Mulligan's Valley

io9 has a regular feature they call Concept Art Writing Prompts. They post a piece of art and invite readers to submit stories based upon the illustration. I've started writing short—often aiming for very, very short—stories as a warm-up to my real writing. 

This is another one based on a piece by Christian Bravery

Mulligan's Valley 

No one had believed they'd really do it. They'd cautioned, they'd warned, they'd threatened, and all they'd gotten in return was mocking laughter—when, that is, they weren't simply being ignored.
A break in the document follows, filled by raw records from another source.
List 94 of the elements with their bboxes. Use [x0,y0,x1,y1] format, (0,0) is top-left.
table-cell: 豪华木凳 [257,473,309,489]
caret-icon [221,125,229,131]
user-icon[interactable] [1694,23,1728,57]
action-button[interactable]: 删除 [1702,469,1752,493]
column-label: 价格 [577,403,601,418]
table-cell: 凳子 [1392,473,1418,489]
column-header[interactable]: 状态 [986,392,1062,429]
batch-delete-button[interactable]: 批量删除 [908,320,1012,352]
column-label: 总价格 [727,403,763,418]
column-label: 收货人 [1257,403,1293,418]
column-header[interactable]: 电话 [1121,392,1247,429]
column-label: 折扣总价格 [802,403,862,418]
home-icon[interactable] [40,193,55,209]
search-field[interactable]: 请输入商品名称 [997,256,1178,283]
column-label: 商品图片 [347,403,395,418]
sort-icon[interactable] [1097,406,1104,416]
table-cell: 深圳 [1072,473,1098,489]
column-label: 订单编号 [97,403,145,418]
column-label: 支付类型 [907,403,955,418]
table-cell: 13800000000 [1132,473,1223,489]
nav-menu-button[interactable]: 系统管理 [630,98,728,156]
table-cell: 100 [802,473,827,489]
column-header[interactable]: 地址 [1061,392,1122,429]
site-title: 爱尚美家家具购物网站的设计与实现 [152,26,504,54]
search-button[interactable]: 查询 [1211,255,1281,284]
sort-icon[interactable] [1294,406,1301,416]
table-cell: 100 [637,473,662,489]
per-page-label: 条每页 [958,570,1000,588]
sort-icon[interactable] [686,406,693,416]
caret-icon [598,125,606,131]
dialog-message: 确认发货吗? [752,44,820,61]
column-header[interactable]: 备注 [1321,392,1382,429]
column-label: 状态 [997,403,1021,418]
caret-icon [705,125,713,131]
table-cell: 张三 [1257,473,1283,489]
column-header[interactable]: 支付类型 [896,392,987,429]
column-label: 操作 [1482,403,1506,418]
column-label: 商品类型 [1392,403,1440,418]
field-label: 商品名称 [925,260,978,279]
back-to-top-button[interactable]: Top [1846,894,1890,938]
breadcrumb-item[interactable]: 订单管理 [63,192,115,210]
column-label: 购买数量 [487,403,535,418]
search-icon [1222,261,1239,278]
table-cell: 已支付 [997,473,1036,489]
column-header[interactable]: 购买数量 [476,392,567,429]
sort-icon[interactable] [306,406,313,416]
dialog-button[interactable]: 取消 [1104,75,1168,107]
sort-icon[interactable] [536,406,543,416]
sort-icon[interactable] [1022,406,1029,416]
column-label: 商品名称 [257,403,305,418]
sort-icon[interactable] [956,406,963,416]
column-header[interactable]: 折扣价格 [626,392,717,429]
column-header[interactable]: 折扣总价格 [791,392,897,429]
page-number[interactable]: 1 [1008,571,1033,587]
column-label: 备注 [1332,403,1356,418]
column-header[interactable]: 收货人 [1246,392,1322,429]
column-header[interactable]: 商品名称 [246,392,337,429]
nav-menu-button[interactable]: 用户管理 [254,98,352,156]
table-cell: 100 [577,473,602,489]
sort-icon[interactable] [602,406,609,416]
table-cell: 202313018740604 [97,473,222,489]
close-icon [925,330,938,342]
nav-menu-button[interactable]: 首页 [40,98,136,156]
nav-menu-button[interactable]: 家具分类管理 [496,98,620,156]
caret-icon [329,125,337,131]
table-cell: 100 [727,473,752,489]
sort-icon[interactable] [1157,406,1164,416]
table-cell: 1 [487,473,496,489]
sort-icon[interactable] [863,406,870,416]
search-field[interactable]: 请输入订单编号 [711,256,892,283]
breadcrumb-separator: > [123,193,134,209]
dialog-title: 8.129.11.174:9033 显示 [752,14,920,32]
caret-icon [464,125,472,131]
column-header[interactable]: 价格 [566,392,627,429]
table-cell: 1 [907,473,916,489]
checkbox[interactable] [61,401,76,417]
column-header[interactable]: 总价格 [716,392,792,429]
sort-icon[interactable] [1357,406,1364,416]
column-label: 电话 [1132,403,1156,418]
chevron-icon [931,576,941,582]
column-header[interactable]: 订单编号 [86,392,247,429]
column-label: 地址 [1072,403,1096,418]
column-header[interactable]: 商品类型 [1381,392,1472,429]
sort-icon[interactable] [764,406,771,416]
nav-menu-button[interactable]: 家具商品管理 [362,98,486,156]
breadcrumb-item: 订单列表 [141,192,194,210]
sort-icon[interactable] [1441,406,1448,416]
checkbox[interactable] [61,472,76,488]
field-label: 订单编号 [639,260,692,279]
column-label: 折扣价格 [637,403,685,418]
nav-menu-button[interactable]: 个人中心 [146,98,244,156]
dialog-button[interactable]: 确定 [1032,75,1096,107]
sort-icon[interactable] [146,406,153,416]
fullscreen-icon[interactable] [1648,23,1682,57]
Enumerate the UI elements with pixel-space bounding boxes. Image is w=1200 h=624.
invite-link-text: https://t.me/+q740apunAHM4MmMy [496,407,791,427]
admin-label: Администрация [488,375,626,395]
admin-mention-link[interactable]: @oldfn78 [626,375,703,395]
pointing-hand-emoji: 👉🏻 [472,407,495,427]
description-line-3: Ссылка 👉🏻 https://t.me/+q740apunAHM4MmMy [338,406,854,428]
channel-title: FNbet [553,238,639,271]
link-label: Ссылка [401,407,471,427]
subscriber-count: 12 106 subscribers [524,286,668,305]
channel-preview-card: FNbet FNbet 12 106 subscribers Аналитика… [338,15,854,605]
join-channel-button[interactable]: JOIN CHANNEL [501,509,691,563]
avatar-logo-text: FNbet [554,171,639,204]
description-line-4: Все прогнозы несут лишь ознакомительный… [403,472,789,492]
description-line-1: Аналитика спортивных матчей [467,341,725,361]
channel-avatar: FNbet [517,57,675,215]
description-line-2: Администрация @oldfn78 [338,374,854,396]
So one day, they showed everyone. They finally went Galt. 

The cheers as they pulled away were almost deafening. The thrill of satisfaction each and every rugged individual there felt as they considered the existential horror facing those they'd left behind to fester in their own wretched, ignorant filth was glorious.

Once the initial jubilation subsided the tiniest bit, someone called for champagne, and was utterly flabbergasted by a markéd lack of immediate response. They looked around, perplexed as to why their order hadn't yet been taken—why, in fact, their desire for champagne hadn't been properly anticipated. Where was that stupid waiter, anyway? The maître d' would get an earful about this, of that there was no doubt. Speaking of, where was the maître d'? Or, for that matter, the cook? Or the busboy...or...a janitor or firefighter or peace officer or nurse or plumber...

It slowly dawned on them there there may possibly have been one teeny-tiny flaw in their masterplan.

"Say...does anyone know where the brakes on this contraption are?"

The silence was even more deafening.